Another cost is that the rules are very under-written in an attempt to make them simpler for general audiences. This creates a lot of questions that I think might frustrate newcomers who have never played 40k or a miniatures game before. It’s not really clear, for example, how mechanics like shooting and fighting work with individual models and units. I found myself referencing my own 40k rules knowledge to sort out some of the vagaries, but those who are sitting down to play this for the very first time with kids might find themselves scratching their heads more than they ought to with a starter set of rules. That said, Battle for Vedros is probably less complex than Heroscape or its more recent incarnation as Magic: Arena of the Planeswalkers- as long as you can work through the bits that seem under explained or omitted. The lack of scenarios or guidance in terms of force composition or terrain setup is a huge oversight, in my opinion.
What I keep coming back to though isn’t the rules anyway. Let’s face it - 40k has never really had the best or most interesting mechanics and in fact I think that some of the system is genuinely bad. But just as I’ve felt in the past, all the bad stuff (for example, the laughably antiquated “roll to hit, then roll to wound, then roll again to save” thing) doesn’t really bother me. Because 40k is so much about the look, feel, atmosphere and setting. When we sat down and saw our Ultramarines and our Goff Orks on that felt, it was that same feeling I had in the 80s and the 90s and ten years ago- that we were playing Warhammer, and we were going to have these greenskins screaming and bellowing while they smash into these Space Marines blasting away with their bolters, Purity Seals billowing in the hot wind of battle.
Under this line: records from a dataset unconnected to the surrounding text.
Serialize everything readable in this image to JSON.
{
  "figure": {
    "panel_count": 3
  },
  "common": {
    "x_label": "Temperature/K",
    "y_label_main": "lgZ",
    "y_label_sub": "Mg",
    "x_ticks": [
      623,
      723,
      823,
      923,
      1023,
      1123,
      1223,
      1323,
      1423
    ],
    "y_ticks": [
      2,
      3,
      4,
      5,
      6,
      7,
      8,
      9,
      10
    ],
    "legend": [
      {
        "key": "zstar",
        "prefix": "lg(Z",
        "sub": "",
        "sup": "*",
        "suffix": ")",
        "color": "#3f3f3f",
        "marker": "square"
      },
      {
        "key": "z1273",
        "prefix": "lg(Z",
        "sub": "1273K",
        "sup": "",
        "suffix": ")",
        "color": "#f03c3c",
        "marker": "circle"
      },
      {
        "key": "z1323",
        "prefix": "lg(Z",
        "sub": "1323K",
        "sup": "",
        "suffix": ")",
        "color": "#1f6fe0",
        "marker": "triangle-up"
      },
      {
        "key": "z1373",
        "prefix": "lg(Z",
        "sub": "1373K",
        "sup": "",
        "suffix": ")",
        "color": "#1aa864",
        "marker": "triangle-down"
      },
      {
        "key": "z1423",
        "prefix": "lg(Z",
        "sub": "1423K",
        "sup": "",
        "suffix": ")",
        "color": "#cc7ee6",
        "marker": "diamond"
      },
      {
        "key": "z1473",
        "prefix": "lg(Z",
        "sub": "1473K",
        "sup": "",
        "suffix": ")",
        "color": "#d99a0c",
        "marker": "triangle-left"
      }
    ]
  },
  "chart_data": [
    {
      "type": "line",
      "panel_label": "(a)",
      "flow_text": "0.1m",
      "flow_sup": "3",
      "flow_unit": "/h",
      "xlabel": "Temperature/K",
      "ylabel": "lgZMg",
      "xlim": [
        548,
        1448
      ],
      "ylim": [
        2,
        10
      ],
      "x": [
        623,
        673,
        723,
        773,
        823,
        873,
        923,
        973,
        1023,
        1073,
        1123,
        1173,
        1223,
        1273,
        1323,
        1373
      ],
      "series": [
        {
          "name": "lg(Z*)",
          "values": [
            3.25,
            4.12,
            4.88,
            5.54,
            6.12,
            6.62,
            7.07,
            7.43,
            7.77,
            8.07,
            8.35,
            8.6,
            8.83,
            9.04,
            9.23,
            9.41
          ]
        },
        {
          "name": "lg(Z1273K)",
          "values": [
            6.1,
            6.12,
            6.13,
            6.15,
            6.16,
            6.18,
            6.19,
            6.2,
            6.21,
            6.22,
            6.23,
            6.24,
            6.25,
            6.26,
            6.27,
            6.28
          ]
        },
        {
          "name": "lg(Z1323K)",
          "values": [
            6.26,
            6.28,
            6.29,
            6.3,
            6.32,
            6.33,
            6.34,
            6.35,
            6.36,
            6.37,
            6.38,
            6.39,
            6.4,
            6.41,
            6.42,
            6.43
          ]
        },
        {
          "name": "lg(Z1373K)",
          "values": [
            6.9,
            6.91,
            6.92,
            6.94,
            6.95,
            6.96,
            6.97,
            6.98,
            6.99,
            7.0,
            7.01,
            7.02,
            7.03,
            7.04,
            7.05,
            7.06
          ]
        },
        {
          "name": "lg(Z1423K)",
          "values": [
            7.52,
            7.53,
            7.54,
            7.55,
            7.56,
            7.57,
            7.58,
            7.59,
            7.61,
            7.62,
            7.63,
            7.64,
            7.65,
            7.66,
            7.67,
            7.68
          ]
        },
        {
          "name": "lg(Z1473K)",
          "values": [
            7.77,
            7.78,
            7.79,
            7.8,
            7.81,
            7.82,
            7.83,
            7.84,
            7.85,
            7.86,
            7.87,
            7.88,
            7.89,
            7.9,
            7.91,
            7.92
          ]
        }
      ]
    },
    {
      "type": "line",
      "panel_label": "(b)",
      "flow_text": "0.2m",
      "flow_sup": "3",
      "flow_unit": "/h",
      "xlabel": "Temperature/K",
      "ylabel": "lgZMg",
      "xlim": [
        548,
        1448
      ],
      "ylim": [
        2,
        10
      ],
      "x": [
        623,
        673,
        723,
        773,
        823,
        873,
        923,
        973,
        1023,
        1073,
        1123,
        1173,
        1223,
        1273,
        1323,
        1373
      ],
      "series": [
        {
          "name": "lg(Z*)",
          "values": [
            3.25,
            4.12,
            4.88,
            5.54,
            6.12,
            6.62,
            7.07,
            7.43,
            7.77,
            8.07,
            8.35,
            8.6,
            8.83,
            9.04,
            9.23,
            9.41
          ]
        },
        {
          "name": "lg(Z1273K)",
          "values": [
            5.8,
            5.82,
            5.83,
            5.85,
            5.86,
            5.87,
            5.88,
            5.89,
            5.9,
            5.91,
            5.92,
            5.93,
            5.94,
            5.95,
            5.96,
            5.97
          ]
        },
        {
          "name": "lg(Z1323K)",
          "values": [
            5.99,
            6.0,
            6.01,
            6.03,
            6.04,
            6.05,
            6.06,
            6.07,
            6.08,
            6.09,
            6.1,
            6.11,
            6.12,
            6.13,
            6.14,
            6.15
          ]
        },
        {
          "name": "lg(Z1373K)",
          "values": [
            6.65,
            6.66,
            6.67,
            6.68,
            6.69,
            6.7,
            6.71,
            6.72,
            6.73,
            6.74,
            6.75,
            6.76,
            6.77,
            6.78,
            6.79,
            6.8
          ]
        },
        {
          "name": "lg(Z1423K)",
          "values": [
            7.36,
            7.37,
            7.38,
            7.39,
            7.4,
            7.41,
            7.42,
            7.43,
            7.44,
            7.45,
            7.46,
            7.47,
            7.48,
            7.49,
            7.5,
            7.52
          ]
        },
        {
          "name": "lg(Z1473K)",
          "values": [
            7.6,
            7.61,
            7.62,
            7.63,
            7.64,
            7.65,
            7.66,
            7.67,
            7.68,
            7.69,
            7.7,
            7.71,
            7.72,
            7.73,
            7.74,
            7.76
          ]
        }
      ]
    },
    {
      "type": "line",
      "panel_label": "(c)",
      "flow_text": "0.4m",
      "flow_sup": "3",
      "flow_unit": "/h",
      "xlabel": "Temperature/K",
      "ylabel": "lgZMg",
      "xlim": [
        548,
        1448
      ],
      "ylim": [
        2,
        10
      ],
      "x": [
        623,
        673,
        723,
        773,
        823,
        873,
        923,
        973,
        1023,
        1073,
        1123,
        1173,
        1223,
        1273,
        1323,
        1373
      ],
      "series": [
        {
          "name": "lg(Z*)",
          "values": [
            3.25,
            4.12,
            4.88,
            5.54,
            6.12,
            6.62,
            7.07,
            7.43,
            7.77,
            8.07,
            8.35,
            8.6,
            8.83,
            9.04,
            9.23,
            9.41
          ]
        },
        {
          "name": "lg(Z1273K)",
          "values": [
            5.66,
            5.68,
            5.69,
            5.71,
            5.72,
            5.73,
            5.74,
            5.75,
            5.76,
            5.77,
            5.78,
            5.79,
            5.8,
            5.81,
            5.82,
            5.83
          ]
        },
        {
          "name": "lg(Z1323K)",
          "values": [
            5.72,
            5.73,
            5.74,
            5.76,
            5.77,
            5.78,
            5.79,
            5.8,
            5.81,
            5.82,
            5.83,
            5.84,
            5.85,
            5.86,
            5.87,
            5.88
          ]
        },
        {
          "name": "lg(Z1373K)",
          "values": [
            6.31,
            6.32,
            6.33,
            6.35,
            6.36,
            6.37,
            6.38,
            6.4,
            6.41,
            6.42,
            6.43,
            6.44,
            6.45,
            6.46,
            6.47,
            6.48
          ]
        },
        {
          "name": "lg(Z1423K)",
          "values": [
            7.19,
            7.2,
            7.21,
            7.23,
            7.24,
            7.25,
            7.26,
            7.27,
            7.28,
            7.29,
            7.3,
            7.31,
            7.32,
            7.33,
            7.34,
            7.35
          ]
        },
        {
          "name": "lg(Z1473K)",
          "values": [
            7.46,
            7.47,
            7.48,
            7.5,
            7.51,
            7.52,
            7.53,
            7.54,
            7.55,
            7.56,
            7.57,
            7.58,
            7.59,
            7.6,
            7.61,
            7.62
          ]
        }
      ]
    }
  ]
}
I taught my kids about “Dakka”, the Emperor, the Ultramarines, explaining to them bits of 40k lore the whole time we played and they were fascinated, as if I were telling stories about real history or cultures.
This is why 40k is great, not because the rules are good. So it kind of doesn’t matter that it’s missing so much in terms of process, mechanics and stricture. It’s not hard to almost wish that Games Workshop would completely overhaul the 40k rules set and winnow it down to something more modern, direct and without so much bulk. Maybe Battle for Vedros is a step in that direction.
I’m at an odd impasse though, because as much as I like how basic it is I want to bring in more rules to see how far my kids want to take it. But then there’s a part of me that wants to keep it simple with the Battle for Vedros rules. I think the happy medium, at least until they are old enough to read a Codex, is for Dad to work in new units and models with extremely simplified versions of their abilities and traits from the main game if Games Workshop doesn’t support the Vedros line with more products. Whichever way we go with it, Battle for Vedros has made Warhammer 40k a family activity in our home and that is not something I expected to happen until my kids were ten years older, if at all.